I think what you are missing is that, if you use TypeScript in Deno, the extension is .ts. What's confusing is the way Node.js+TypeScript does it, which means using TypeScript with .js extensions.

2 comments

Ohh I see. I should probably delete my comment then. I thought the OP meant that Deno enforces the use of Typescript like Angular does. That makes a lot more sense, thanks for the explanation.
The way TypeScript/Node does it is correct. The thing you're importing is JS with a .js extension. If you publish to npm you're publishing the JS files, not TS files. If you write .d.ts/.js pairs instead of .ts - which should be identical to importers, there's no .ts file to import.

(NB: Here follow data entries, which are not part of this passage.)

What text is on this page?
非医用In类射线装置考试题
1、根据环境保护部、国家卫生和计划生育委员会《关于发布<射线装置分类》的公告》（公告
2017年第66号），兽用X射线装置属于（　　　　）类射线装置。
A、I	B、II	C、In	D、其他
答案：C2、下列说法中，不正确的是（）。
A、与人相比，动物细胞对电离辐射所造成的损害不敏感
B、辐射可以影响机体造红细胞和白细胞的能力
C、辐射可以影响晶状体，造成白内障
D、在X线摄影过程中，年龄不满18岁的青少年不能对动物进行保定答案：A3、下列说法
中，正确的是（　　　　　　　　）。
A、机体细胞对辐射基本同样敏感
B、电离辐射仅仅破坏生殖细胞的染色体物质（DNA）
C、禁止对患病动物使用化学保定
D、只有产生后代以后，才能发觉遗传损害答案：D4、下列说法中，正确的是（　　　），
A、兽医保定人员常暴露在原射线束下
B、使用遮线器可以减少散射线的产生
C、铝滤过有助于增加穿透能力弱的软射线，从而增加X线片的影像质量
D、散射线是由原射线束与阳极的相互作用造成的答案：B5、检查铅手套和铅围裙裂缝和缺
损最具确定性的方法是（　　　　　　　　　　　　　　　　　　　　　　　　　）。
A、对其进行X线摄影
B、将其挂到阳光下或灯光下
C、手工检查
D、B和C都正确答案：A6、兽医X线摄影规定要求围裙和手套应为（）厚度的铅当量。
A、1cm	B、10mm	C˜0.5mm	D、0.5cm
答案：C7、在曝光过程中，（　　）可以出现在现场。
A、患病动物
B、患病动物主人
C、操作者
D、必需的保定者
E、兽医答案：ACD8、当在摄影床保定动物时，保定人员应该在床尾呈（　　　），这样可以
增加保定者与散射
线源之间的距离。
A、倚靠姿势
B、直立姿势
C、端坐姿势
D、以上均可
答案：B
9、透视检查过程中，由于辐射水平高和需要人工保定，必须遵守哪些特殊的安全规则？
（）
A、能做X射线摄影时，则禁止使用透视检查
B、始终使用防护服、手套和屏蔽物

Considering that Ryan Dahl started both Node.js (where imports do not include file extensions) and Deno (where he added them back after deciding it was a bad decision to leave them off) I'm not sure how you've come to the conclusion that TypeScript/Node does importing correctly. Additionally, the ecmascript import syntax https://developer.mozilla.org/en-US/docs/Web/JavaScript/Refe... specifically mentions that your tooling may or may not need file extensions but the examples in the spec (and indeed in browsers at large) require a full or relative path including the extension. If anything, I'd bet that file extensions make it into Node and tsc in the next few years.
Node requires the extension for imports already, unless the package you're importing from has defined extensionless entries in an export map.
I don't see how it is correct. If you publish to npm, of course you do it the way Node does it, but that's not very interesting. If you publish a module for consumption by Deno, you're publishing TS files, not JS files, and there is no need for .d.ts files.